A Christiane le empujaron también las «niñas», que tienen ya 21 y 19 años. «Aquello está muy bien cuando son pequeños, pero en cuanto crecen les tira mucho Madrid». Y luego, el aburrimiento. «Eso de no poder salir a tomar una caña se lleva muy mal. Allí te encierras y te olvidas del mundo». Ahora sólo se acuerda de Las Rozas cada vez que llama a la agencia inmobiliaria para saber si alguien quiere alquilar su antiguo apartamento. Va para tres meses y aún no ha encontrado inquilino.

«¿Cuatrocientos metros, matrimonio filipino y piscina? Pues a lo mejor tampoco me volvería». Pipo Barriuso -37 años, publicista, casado y sin hijos- aguantó en Pozuelo siete años. «Cuando llegué, aquello era un pueblo. Ahora es un vertedero de gente». Hace ya dos años que Pipo hizo las maletas y engrosó la lista de inquilinos de Madrid. «Allí te conviertes en un aténtico pueblerino, en el peor de los sentidos». «Te cuesta decidirlo, te pasas meses esperando a que alguien te dé el empujón final. A mí me lo dio una serie de atascos insufribles en 1987. De 15 minutos que tardaba en llegar a Madrid al principio, pasé a más de una hora. Por las noches me quedaba en Madrid, haciendo tiempo, para no volver antes de las doce». Pipo era uno de los miles de conductores a los que Juan Cavanna -gestor, 39 años- miraba con con compasión cada amanecer. Durante cuatro años, Cavanna enfiló la carretera de La Coruña en sentido inverso, camino de su trabajo en Las Rozas. Pero él sabía muy bien lo que era entrar en Madrid cada mañana: vivió de 1978 a 1980 en Villalba.

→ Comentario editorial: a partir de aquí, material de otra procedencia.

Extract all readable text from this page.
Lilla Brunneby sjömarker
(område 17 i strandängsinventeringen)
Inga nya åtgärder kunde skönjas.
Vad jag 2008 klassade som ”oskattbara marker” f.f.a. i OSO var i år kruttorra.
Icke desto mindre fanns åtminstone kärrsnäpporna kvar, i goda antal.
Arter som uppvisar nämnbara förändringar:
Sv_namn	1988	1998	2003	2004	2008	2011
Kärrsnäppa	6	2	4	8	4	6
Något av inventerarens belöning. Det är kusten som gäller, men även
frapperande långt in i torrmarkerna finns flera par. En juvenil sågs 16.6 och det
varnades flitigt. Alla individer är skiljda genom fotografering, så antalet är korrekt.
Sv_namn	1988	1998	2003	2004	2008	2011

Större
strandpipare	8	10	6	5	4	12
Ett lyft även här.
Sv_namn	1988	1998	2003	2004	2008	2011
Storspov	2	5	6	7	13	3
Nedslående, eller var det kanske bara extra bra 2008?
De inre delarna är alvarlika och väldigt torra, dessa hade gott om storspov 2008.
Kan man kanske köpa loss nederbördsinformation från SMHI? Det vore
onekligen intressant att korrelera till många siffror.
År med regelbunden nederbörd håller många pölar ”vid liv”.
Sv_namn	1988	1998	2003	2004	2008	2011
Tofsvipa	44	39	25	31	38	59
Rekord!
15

Horas perdidas, gasolina gastada, demasiado frío en invierno... Decidió volver a la gran ciudad cuando la cosa se empezó a poner negra. «La carretera está igual que hace nueve años. Lo único nuevo que han hecho ha sido el carril hasta Torrelodones y la desviación al Escorial». Juan Cavanna no está nada a gusto en Madrid. «Esta ciudad es insoportable. Vivo en Colón y estoy escarmentado: no hay quien salga de aquí en coche». Cavanna, un adelantado a su tiempo cuando decidió regresar a la capital,. está dispuesto a seguir marcando la pauta. Ahora se marcha a Toledo. «Ya verás, ya verás cómo la gente acaba yéndose a vivir a Segovia, Talavera o cualquier sitio de esos». Tiempo al tiempo.